Making all the pieces fit together on the construction site is AEC’s biggest challenge, as well as the greatest challenge to implementing PLM in AEC. This is where the differences between the as-designed and the as-constructed emerge. Part of the contractor-to-owner hand-over of a large structure is tracking every discrepancy in the design data and BIM information. These discrepancies are tracked with “punch lists.”
Punch lists are informal but legally binding agreements between architect, contractor, and owner to correct anything the owner finds not “up to spec.” Much of this entails workarounds and modifications made on-the-fly. Punch lists run to hundreds of pages and are not always well documented. They have always been a stumbling block to the building owners’ needs for any comprehensive information approach.
A further complication for PLM implementations is that AEC relies heavily on skilled tradesmen and craftspeople. They are bound by union contracts and regulated by a plethora of building codes and regulations. Because neither accommodates technological change easily, much of their information that is important to building owners is in scanned paper documents, at best.

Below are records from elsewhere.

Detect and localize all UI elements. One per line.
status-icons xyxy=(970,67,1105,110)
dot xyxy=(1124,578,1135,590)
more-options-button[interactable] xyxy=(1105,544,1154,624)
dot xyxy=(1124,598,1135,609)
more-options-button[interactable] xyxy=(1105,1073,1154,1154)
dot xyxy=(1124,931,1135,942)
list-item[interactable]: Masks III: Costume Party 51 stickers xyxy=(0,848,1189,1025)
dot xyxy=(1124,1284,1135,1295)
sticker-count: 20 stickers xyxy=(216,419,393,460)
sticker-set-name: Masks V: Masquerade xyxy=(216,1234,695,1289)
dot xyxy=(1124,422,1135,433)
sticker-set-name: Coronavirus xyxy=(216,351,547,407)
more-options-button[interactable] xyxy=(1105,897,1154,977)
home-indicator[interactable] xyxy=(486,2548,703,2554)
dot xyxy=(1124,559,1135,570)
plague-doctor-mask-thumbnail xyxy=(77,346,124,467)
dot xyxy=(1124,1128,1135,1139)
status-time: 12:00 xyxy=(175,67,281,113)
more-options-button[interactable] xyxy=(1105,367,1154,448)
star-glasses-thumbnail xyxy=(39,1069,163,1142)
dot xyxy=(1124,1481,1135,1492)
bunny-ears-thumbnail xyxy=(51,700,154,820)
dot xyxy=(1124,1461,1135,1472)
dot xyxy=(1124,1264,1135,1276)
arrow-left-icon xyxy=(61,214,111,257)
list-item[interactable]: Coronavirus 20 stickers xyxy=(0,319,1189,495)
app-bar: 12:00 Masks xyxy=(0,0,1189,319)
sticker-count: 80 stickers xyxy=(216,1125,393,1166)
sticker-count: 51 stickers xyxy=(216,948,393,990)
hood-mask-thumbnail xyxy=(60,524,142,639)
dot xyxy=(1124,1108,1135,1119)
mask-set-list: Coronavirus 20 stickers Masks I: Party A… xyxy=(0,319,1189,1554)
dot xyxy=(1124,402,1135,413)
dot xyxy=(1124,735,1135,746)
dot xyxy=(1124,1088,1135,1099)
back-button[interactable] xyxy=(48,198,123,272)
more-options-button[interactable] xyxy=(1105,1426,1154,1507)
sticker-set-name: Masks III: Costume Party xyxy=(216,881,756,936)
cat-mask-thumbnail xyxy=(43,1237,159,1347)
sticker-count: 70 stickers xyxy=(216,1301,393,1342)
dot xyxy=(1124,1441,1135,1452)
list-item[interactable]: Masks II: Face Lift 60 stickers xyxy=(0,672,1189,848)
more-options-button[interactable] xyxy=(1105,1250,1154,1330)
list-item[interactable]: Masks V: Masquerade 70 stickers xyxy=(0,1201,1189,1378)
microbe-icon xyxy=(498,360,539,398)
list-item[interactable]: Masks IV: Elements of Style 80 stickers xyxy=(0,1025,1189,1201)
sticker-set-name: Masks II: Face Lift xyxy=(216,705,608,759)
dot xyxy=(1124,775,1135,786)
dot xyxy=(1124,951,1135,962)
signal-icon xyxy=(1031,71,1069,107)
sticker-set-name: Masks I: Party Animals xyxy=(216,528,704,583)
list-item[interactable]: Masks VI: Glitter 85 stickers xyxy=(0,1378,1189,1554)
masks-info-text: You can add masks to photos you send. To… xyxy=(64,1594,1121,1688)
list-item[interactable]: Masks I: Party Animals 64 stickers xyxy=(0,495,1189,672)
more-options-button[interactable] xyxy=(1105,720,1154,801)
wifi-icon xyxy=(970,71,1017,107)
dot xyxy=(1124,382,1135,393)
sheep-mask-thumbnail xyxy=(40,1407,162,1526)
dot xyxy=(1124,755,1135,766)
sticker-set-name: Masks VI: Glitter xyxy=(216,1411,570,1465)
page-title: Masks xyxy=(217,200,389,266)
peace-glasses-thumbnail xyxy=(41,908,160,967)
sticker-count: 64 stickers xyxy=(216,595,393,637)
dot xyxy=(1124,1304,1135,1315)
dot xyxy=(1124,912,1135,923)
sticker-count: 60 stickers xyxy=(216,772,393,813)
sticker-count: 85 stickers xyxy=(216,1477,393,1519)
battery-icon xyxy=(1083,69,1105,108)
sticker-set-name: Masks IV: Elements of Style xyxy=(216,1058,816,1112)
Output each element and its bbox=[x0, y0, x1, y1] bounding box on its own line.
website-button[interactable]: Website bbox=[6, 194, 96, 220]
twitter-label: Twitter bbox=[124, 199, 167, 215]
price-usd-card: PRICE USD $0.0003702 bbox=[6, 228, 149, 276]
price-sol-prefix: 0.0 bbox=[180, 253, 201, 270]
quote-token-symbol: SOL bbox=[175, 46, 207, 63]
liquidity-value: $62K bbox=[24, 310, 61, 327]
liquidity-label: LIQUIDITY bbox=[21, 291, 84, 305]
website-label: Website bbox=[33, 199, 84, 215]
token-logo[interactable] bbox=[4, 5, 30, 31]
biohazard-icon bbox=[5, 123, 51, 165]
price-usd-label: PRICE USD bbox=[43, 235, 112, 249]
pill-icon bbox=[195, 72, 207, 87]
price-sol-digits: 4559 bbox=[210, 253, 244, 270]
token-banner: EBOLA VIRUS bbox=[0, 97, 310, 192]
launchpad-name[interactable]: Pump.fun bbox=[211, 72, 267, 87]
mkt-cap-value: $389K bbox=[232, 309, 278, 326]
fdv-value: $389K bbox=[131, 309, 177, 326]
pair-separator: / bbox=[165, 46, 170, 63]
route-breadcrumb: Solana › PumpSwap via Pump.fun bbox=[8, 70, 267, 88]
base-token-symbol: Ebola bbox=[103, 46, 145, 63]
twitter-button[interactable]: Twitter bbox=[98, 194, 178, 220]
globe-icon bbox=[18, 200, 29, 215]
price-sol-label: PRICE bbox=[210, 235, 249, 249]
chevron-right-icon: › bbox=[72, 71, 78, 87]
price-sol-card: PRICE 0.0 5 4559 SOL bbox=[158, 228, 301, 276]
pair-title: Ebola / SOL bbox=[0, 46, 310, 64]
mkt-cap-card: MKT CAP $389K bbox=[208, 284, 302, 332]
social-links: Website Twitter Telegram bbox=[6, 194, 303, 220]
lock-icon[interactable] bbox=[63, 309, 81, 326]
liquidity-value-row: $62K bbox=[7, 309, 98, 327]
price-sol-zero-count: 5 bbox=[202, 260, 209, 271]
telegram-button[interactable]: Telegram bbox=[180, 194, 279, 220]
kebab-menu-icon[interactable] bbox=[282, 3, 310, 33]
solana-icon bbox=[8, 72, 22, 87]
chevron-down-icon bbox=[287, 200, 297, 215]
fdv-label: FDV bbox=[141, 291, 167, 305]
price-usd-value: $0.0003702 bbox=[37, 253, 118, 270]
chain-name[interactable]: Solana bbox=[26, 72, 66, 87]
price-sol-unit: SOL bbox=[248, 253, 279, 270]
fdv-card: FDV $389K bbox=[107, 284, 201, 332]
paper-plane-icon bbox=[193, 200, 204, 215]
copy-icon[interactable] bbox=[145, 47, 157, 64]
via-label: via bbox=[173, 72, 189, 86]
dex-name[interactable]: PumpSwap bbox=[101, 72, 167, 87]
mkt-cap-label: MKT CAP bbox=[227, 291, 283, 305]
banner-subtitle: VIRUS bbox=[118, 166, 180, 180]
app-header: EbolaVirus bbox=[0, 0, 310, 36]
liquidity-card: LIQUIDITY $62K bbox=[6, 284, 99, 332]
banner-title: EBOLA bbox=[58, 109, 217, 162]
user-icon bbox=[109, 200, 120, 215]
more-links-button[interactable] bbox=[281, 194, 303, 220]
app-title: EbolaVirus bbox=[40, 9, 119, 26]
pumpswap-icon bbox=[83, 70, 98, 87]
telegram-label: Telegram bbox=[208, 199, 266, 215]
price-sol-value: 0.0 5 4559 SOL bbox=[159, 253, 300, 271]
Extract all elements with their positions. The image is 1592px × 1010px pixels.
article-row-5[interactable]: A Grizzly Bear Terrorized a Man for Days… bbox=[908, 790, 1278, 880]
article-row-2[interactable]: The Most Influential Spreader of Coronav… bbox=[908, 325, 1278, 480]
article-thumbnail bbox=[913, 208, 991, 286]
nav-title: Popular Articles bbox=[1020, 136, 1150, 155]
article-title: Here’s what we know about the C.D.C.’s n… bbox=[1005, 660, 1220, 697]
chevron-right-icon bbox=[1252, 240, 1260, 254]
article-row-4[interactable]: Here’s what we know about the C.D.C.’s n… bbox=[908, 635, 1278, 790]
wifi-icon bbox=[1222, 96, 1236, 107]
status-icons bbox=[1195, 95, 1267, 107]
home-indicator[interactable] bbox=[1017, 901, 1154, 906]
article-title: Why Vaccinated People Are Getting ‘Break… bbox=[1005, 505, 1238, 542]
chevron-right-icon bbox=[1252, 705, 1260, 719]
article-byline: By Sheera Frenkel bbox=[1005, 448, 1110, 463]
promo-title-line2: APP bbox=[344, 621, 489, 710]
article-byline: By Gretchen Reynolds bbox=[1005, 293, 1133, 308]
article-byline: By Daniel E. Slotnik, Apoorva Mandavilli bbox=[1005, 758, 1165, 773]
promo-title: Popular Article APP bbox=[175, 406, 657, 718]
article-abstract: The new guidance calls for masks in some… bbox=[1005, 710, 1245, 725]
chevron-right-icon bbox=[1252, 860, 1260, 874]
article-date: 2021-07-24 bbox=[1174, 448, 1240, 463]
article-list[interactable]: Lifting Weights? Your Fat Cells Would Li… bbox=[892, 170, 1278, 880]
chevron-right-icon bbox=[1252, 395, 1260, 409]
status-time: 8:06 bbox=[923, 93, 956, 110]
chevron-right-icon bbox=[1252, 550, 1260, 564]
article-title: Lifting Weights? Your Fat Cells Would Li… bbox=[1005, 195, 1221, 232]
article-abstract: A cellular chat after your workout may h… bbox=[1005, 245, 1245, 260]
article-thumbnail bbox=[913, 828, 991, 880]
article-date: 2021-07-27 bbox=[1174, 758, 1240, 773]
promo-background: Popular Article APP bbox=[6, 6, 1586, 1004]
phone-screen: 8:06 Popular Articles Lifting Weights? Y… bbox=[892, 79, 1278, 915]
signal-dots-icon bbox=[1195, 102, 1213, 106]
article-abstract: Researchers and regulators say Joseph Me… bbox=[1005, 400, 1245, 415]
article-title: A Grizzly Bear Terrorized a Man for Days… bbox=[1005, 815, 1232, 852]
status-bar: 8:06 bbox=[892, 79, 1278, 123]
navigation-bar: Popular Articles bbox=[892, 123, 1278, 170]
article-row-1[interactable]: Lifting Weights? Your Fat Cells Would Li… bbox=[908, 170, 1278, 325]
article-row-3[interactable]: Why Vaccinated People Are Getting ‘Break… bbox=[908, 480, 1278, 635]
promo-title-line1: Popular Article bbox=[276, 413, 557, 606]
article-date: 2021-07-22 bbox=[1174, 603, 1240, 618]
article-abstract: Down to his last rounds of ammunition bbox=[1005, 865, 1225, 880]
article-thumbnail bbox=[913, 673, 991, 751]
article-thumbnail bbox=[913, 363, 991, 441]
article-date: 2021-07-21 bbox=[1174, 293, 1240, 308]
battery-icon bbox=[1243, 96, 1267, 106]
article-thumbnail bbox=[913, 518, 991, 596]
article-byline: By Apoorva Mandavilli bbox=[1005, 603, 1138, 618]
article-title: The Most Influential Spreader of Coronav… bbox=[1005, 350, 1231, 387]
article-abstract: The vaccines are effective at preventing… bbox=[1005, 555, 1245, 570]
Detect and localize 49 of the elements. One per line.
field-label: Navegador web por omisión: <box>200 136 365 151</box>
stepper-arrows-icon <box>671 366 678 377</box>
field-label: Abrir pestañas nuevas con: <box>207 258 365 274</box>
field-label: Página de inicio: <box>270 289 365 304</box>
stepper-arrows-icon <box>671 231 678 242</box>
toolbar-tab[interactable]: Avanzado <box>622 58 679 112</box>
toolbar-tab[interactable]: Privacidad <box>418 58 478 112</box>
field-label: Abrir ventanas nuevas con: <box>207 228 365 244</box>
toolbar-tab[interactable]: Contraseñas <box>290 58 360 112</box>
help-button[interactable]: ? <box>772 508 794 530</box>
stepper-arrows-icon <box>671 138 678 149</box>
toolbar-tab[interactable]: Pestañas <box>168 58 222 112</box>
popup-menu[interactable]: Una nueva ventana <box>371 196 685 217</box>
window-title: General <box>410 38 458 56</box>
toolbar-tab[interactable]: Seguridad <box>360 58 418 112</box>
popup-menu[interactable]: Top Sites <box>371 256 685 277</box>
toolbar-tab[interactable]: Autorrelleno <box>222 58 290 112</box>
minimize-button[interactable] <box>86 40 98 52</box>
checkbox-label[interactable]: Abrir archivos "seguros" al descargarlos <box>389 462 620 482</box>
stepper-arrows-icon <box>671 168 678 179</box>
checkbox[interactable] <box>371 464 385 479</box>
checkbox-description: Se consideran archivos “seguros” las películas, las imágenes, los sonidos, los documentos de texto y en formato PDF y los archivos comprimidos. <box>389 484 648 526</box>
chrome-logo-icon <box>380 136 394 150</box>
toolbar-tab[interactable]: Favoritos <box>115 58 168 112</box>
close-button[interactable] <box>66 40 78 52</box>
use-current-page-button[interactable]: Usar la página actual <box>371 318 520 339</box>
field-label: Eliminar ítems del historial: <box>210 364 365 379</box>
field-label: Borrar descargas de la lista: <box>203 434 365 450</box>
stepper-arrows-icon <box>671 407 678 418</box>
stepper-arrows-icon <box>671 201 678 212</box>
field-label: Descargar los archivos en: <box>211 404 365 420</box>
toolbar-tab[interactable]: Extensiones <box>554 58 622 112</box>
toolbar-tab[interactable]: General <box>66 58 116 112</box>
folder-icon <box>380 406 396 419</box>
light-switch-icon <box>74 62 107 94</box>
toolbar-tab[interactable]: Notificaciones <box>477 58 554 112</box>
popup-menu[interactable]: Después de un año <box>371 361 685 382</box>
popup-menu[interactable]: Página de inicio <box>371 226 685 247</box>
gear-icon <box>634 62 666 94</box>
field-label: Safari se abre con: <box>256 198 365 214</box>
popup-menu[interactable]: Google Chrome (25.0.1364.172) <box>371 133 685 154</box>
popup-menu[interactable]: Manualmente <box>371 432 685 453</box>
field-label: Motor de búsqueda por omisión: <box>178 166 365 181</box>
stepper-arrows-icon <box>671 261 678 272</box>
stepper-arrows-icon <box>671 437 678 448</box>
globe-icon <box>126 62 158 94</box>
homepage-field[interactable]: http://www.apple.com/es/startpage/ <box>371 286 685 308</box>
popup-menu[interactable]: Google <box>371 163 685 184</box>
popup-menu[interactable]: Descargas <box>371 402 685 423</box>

Regulations multiply in the public sector such as schools, hospitals, government buildings, and infrastructure. Regulations multiply yet again in oil and gas facilities, refineries, and nuclear power plants. Despite the complexity, PLM strategies for AEC can go a long way toward placing up-to-date information at the fingertips of everyone who needs it.
Until the advent of PLM, what has been missing in AEC is a broader and deeper level of collaboration between architects, engineers, and contractors on one hand and project owners on the other. As an example, collaboration on specs and capabilities is vital if electrical systems, heating, air-conditioning, elevators, and escalators are to be economically maintained over time.
PLM for AEC, a.k.a. BLM, brings this enormous mass of info together for the benefit of building owners and managers. Their concerns span the building’s entire lifecycle; they start with the structure’s design concepts, which may be developed by architects years before a general contractor is hired and put to work. This is why BLM requires the integration of discrete product information, such as HVAC product data, with the project information, that is, what was constructed.
The theory of BIM—centrally managing all of a building’s intellectual property, i.e., all the information needed to design and maintain the building—is that every product or service has a lifecycle. This means PLM for AEC manages data objects about everything in a project’s information workflow. This is how PLM ensures that all of a building’s information is captured as it is created, transformed as required by successive owners, and delivered wherever needed no matter when.
Successfully integrating BIM and the myriad AEC applications into an all-encompassing PLM strategy pays off in many ways. Well-implemented PLM helps with everything from gaining project approvals, securing funding, tracking regulatory filings (and their convoluted workflows for signoffs), tracking design changes and their “downstream” impacts, and coordinating the work of hundreds of subcontractors that use dozens of different CAx systems.
To summarize, well-implemented PLM for AEC can help do all this, keeping owners abreast of every building change and all their technical and financial impacts over several decades. The deeper meaning of the Autodesk University of PLM and Cloud announcements is that power and adaptability of a PLM strategy is unquestioned.